MGF: I’ve been incorporating things from my own life into the work, more than I have in the past. In the past, I always had a great time wearing masks, playing the asshole, protecting myself. But lately, I’ve been finding greater fulfillment in taking a risk, meaning: being honest. Or more honest at least. This desire ignited at about the same time I began to feel a draw to return to the Midwest, my roots, after wandering and traveling quite a bit. Both desires can, I think, be leashed to my mother’s recent illness. In 2006, Louisa (my wife) and I had just, on a road trip (after leaving Tempe), landed in Montpelier, Vermont, and decided we wanted to live there for a stretch. On the day we were to sign our lease, we received a phone call from my sister in Chicago telling us that my mom was sick. We fled Vermont, returned to Chicago for a year, lived in my parents’ house, and took care of the family while she battled illness (and won, thankfully). This infected my writing with the honesty I mentioned earlier. Does this mean I’m being merely confessional? Attracted solely to the Midwest and the actual? It’s complicated, but no way. As if to balance this, I’m presently working on a series of short essays based on photographs I took in Oaxaca, Mexico, and a poetry manuscript based on couching the bad joke in verse. Its working title is “Your Mother.”

SR: What are you currently working on creatively?

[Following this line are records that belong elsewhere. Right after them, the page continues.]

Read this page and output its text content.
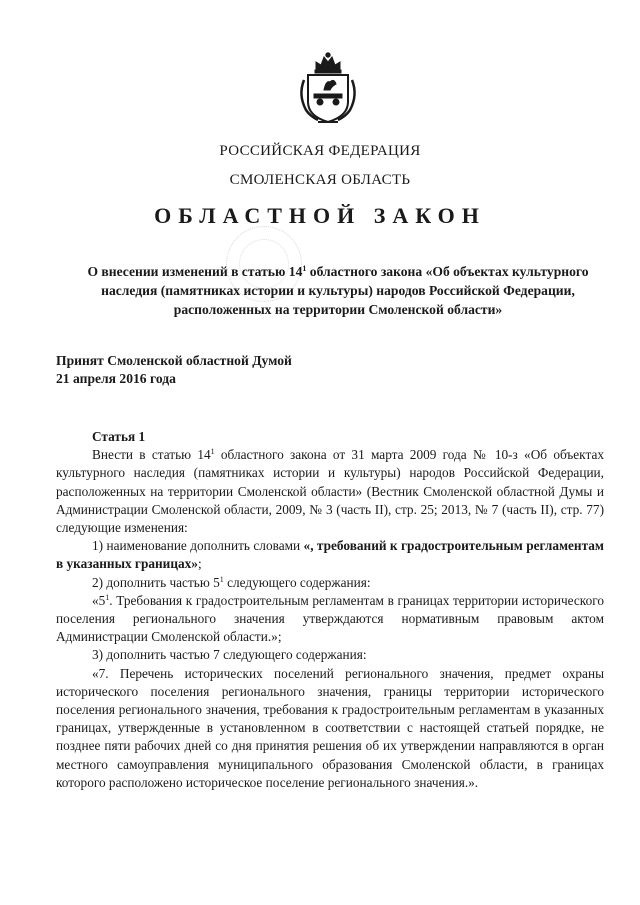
РОССИЙСКАЯ ФЕДЕРАЦИЯ
СМОЛЕНСКАЯ ОБЛАСТЬ
ОБЛАСТНОЙ ЗАКОН
О внесении изменений в статью $14^1$ областного закона «Об объектах культурного наследия (памятниках истории и культуры) народов Российской Федерации, расположенных на территории Смоленской области»
Принят Смоленской областной Думой
21 апреля 2016 года

Статья 1

Внести в статью $14^1$ областного закона от 31 марта 2009 года № 10-з «Об объектах культурного наследия (памятниках истории и культуры) народов Российской Федерации, расположенных на территории Смоленской области» (Вестник Смоленской областной Думы и Администрации Смоленской области, 2009, № 3 (часть II), стр. 25; 2013, № 7 (часть II), стр. 77) следующие изменения:

1) наименование дополнить словами «, требований к градостроительным регламентам в указанных границах»;

2) дополнить частью $5^1$ следующего содержания:

«$5^1$. Требования к градостроительным регламентам в границах территории исторического поселения регионального значения утверждаются нормативным правовым актом Администрации Смоленской области.»;

3) дополнить частью 7 следующего содержания:

«7. Перечень исторических поселений регионального значения, предмет охраны исторического поселения регионального значения, границы территории исторического поселения регионального значения, требования к градостроительным регламентам в указанных границах, утвержденные в установленном в соответствии с настоящей статьей порядке, не позднее пяти рабочих дней со дня принятия решения об их утверждении направляются в орган местного самоуправления муниципального образования Смоленской области, в границах которого расположено историческое поселение регионального значения.».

MGF: Well, the Oaxaca book, tentatively titled, SELF-HELP, MEXICO, deals with the aftermath of living in my parents’ house in suburban Chicago for over a year, helping my family during my mother’s battle with cancer. Louisa, and I, struggling to rediscover our footing as a married-couple-in-love, fled to Mexico. Our search for ourselves, our sanctuary, our relationship, took us from the wild crowds and violent social protests of Mexico City, to the culinary jewel of Oaxaca City, and finally to a tiny indigenous Zapotec village in Oaxaca’s Sierra Juárez mountains. The manuscript, which is still in-progress (I’m hoping to finish my final tinkering before 2010 ends), is fusing the narrative storytelling techniques typical of memoir with historical and folkloric research, becoming a series of sort-of lyric essays, and situating the sense of loss and confused search of one particular young married couple within a larger socio-cultural context. In this village, we discovered an unlikely band of U.S.-American expatriates of various demographics, on grappling journeys of their own, contributing to a community both unique and ubiquitous in its quest for some version of fulfillment. I’m going to go back to the “Your Mother” project after I’ve finished SELF-HELP, MEXICO. My nonfiction book, POT FARM, about my work on a medical marijuana farm in Northern California will be coming out from the University of Nebraska Press in 2011 or 2012.

SR: What advice would you give to an aspiring author?

MGF: Travel. Eat things that scare you: cock’s combs, for example. Force perspective onto your life. Allow your memory to distort things. Write a lot, even if it’s crappy. Read a lot. Be vulnerable. Allow the act of writing to play various roles in your life: mother, father, son, daughter, lover, pet goldfish. Argue with all of them, even though you love them. I will not say, be persistent. I swear to you: I will not say it.